Seven months had passed since Nathan Alan Willoughby arrived at the Westwood Rescue for Good Cats as an unnamed cat living in a dumpster. His current dwelling was the "Red Room" of the old Victorian Home the rescue group used to adopt or "re-home" cats.
Nathan Alan Willoughby was happy enough with his new home. After all, how could he complain about food available at all times, a good window for watching the traffic on the street, and catnip mice? From the window, he watched the leaves fall off the trees, the winds blow them away, then the rain, the snow, the ice, and now more rain.
He was grateful that he had avoided the coldest part of the year. Now the buds on the trees and the warming of the window panes showed that spring was coming. All the other cats in the Red Room could feel the change in their bones. One day, a volunteer was in the room caring for the cats when a bird had hit the window. As it flailed on the windowsill, all seven cats in the room raced to window. The meowing and jockeying for position was awkward, and Nathan Alan Willoughby ended up behind the smaller, quicker cats. The volunteer stood and shooed each of them away and opened the window, carefully setting the bird on its feet. It flew away before any cat could make a calculated move.
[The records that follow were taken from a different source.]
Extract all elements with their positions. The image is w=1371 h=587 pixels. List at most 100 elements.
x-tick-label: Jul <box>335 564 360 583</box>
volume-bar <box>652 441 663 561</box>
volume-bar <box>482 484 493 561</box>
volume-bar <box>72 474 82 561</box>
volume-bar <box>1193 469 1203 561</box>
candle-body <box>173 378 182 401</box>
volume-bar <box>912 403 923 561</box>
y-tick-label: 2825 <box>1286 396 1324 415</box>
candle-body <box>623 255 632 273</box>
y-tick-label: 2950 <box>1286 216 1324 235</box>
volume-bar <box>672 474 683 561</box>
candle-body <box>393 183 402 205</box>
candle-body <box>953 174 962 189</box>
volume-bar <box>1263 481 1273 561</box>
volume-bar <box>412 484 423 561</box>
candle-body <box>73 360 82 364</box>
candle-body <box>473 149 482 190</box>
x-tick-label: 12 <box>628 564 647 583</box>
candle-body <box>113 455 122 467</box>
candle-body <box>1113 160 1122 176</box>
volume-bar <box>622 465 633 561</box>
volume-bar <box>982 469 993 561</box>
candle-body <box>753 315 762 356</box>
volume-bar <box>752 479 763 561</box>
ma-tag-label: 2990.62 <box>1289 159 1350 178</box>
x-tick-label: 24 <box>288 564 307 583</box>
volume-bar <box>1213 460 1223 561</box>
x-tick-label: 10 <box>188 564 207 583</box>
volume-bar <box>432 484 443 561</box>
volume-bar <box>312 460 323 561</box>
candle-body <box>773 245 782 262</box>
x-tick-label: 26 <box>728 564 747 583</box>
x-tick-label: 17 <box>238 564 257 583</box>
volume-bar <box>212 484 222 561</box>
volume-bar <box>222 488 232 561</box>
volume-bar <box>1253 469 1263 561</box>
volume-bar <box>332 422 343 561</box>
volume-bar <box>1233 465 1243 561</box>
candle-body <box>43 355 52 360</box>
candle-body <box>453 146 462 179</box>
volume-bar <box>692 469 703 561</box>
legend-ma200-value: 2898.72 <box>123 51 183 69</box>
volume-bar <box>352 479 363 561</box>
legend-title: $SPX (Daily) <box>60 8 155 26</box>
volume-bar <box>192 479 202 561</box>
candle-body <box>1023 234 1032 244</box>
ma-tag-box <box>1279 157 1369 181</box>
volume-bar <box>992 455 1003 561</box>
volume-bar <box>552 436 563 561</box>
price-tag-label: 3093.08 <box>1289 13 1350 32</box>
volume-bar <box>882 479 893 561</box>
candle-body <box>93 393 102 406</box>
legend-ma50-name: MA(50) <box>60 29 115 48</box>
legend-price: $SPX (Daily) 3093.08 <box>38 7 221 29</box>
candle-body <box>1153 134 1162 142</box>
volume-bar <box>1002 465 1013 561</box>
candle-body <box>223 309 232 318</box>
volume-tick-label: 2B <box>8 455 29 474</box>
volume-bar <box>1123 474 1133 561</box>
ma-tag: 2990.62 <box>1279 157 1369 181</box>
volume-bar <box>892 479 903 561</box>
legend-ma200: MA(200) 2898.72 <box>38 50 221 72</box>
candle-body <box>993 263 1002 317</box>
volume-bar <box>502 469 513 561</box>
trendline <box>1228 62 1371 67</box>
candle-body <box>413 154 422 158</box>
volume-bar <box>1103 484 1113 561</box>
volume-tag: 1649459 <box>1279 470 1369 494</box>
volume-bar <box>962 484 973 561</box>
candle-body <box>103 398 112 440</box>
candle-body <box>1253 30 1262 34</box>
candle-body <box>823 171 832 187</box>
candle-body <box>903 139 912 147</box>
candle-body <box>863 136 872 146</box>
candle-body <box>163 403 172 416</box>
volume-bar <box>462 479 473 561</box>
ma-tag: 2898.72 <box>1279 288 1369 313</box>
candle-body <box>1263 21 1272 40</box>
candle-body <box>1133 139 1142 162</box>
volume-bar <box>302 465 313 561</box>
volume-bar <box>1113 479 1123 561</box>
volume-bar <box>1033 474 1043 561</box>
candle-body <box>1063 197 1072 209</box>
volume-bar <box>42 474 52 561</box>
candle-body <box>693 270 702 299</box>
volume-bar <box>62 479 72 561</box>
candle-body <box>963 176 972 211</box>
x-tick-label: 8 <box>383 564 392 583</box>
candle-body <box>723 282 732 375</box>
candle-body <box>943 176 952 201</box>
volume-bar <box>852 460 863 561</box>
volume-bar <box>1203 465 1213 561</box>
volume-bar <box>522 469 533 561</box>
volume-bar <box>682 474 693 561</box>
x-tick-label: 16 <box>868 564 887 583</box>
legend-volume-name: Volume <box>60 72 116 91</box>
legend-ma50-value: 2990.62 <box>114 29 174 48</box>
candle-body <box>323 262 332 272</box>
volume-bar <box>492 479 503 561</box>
Easily, this was the most exciting moment Nathan Alan Willoughby and the other cats experienced for months. The fragrance that entered the room from the opened window was heaven. He remembered that smell of new grass and sweet air. There also was a tinge of oregano, reminding him of his days in the dumpster outside the pizza parlor.
The food was boring, the window had lost its luster, and the catnip mice all ended up under the dressers before he had a chance to play with them. Food was his only solace. He suspected this was a bad thing from the way the volunteers and staffed knitted their brows at him. "He'll never get adopted looking like that," one said. "How can we put him on a diet with all these other cats?"
Every now and then, a new person would enter the Red Room and coo over each of them. It didn't happen often enough. Even rarer, a person might spend a lot of time with one cat in particular and then the cat would be gone. Nathan Alan Willoughby didn't understand what happened, but the people always seemed happy. Even the calico, Tau Tau, had gone away. A new cat came in a couple of weeks ago, a white cat with blue eyes. The next day, a couple saw her and made a fuss and the cat went with them.
Nathan Alan Willoughby thought of this as he groomed his back legs, exposing his white underbelly, which contrasted nicely with the black fur on his back. It was nice to have something as dependable as food, to be safe from the weather. But the place where the other cats went...where could that be? It seemed pretty good. He was afraid to imagine what it might be like. Hope for something better seemed indecent. He should be grateful to be safe and have food and water. On the inside, he knew there was more to life.
He looked at the large unusual lamp that sat on the desk near the window. Nathan Alan Willoughby had grown fond of the lamp and its large orbs. Sometimes it was the friendliest object in the room. He jumped up clumsily next to it and curled into a ball. With one eye out the window, he thought what it would be like to have a person who lived in this room all the time and not just show up to pet their heads for a minute and leave. A strong breeze blew hard enough to move some scent through the cracks in the old windows. He sniffed the air. Change was coming, he knew this now.